When at the sites, Simone often thought that in the light of day and the heat of the shimmering air she saw a far-off female form heading toward the east and toward her crimson colour until suddenly: a man catches up with the woman, yanks her by the arm which, forced to let go of the urn and its palmette, slumps, powerless and mute like an old sabre. The man drags the woman along. A cloud of dust replaces the human form. Simone would frown and her gaze would cut a path to the far-off woman so as to allow her to revel in her own luminosity.
Alice loved to watch Simone when she was so focused. It was this capacity of hers for observation and the faultless reliability of her judgment that made Simone so alluring. In the archaeologist’s eye there was an indefinable something that brought to mind the far side of things, but as Alice couldn’t look simultaneously at Simone and at the object of her gaze, she never quite succeeded in recognizing the objects of reality that crossed her field of vision. So when Simone plunged her black-irised eyes into Alice’s, the latter could not absolutely guess which image was feeding, soothing, igniting her.

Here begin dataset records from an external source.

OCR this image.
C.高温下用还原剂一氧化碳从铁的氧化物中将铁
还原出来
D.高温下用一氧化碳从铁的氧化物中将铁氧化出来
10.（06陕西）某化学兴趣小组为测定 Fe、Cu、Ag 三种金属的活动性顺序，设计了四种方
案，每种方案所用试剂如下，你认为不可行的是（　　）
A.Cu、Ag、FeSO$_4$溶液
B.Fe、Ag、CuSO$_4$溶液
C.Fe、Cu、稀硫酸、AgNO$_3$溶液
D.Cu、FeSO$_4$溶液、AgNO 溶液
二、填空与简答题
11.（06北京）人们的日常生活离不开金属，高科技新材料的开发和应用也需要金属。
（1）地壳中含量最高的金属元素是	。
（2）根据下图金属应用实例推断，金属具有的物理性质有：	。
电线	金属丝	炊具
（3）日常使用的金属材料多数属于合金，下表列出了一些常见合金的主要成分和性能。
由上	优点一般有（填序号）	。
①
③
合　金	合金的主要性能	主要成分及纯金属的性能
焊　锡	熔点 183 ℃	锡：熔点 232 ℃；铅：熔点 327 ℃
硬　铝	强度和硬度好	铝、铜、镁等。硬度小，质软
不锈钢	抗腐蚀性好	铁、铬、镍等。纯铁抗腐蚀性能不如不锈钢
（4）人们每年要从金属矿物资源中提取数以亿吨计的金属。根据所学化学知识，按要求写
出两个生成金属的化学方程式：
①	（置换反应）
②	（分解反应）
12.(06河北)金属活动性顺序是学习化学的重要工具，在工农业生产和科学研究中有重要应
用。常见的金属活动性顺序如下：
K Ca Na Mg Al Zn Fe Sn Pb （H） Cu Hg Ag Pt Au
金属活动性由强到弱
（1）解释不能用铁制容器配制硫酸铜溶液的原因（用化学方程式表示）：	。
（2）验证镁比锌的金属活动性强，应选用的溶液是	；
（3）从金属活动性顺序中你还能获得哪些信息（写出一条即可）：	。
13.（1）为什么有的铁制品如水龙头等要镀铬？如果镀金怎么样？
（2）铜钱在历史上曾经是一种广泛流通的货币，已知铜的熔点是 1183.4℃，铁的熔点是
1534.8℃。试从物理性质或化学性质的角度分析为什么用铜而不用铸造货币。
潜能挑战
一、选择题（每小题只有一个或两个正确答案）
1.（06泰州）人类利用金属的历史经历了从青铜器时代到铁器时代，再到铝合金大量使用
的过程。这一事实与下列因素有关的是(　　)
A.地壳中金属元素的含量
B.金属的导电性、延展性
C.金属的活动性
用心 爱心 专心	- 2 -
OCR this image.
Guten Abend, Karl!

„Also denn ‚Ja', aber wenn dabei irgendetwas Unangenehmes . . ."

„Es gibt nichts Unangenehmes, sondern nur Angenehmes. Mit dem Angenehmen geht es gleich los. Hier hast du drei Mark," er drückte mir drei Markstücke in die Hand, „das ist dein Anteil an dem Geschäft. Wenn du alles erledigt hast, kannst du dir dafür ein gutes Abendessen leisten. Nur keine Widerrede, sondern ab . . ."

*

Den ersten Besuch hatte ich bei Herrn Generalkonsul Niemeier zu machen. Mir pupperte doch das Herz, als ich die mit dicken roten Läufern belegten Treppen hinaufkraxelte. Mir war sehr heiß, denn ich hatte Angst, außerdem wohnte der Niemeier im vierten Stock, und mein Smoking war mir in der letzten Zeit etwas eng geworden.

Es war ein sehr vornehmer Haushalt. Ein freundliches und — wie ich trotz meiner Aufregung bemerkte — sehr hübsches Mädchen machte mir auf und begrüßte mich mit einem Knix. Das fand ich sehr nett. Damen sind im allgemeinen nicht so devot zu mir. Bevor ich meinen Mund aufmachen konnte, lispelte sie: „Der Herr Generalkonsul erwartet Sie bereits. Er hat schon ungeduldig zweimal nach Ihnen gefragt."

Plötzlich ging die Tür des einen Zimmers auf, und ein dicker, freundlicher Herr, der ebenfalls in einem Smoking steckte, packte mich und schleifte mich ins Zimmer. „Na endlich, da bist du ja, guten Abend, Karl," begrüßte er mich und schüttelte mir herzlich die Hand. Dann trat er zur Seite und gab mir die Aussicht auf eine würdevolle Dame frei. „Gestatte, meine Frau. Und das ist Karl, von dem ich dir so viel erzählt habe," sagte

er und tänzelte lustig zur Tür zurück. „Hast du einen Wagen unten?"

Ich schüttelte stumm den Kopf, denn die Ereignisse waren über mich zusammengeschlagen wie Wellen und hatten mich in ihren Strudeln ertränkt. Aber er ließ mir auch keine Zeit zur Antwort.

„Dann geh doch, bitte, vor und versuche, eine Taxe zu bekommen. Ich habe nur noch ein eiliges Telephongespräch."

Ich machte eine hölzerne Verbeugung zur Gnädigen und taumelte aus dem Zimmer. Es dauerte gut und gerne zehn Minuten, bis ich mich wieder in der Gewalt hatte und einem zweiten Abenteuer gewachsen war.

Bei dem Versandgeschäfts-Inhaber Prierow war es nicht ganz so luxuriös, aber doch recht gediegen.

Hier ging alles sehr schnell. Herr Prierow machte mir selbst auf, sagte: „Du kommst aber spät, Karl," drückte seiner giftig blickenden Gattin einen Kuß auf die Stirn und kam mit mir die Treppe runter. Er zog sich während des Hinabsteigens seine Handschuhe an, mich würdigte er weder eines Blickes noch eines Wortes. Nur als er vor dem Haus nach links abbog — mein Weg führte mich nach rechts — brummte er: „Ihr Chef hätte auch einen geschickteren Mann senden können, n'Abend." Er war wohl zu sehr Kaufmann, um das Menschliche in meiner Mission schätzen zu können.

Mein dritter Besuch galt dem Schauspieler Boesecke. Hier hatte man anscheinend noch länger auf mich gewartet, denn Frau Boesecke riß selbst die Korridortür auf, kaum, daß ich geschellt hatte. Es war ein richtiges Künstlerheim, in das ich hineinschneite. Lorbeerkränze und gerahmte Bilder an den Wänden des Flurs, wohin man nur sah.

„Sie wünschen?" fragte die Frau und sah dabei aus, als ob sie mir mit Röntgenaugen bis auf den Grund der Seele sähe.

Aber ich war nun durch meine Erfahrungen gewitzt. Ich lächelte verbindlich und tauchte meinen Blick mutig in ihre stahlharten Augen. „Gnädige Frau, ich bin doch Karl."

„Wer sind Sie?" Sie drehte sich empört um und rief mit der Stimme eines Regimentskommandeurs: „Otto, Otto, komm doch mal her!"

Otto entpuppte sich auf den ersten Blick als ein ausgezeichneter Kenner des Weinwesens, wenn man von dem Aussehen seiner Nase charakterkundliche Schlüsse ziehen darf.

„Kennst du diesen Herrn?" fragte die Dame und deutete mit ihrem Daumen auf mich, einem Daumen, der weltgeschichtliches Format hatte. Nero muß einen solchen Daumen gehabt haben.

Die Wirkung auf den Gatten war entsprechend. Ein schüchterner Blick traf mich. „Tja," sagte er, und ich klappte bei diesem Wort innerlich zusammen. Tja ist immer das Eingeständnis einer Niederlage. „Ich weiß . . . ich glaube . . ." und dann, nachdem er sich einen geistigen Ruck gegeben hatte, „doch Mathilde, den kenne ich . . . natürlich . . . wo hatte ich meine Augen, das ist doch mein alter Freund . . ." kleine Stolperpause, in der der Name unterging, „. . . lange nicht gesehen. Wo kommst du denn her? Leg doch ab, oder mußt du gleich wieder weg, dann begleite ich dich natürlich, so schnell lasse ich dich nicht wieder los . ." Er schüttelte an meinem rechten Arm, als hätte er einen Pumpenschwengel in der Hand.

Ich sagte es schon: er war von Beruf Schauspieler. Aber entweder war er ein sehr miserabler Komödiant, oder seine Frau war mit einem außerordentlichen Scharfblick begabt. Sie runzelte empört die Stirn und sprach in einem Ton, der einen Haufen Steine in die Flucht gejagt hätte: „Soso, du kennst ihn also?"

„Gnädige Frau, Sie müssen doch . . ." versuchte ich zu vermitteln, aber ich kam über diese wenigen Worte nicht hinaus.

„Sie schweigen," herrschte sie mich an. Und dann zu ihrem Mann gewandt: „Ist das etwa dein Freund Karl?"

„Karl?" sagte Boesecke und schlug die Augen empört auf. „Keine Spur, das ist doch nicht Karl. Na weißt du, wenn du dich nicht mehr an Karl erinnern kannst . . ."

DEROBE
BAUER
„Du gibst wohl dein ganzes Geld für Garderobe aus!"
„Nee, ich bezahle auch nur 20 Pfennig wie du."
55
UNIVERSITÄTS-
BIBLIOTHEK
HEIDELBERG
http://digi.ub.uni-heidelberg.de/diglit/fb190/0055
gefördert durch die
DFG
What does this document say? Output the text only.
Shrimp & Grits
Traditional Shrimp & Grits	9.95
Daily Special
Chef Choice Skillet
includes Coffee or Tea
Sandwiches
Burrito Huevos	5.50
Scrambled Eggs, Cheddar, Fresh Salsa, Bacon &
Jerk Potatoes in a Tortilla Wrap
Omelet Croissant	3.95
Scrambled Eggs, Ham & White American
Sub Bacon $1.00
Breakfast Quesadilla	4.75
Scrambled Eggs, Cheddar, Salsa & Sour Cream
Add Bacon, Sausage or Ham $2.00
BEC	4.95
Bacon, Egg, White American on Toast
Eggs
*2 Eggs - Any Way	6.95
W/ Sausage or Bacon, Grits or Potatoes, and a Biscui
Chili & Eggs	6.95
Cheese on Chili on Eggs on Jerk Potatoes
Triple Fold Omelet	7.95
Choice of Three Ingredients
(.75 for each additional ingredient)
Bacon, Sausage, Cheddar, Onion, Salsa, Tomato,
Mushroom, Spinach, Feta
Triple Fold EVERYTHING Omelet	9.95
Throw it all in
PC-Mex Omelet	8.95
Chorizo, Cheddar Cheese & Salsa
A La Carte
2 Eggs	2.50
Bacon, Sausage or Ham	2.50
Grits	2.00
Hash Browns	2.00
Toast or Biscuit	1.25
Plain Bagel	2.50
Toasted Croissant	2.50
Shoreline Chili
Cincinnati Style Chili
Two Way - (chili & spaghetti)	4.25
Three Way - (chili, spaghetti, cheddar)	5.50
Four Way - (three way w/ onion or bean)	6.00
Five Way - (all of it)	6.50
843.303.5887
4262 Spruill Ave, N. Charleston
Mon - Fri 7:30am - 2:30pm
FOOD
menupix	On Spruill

At petra: Simone remembers shivering when, for the first time, she saw those tombs sculpted in pink sandstone now partly reverted to scar-faced raw material by the effects of sand and wind. When nature exhibited highly aesthetic scars, and especially when it reasserted itself over the artificial forms inflicted upon it, Simone always reacted with an emotion so vivid it often made her ill. Presently she recalled the Land Art that Lorraine was so crazy about and which had prompted their trips to Arizona and New Mexico. There they went looking for installations, sculptures, uncanny shapes, questioning the motivations, pride and merit of the men and women who practiced this outdoor art. A labour-intensive never-before-seen art full of artists’ little fists rammed into the belly of a mountain. Cubes, rods and spirals drawn child-size in the vast, blinding desert. This unusual game went on and on. Just this morning, Simone had seen a picture of a New York artist standing like a little king in the middle of hundreds of naked bodies lying down in rows like merchandise, for the sole purpose of giving birth to an image wide open to being interpreted as the artificial cross-breeding of naked flesh and urban asphalt.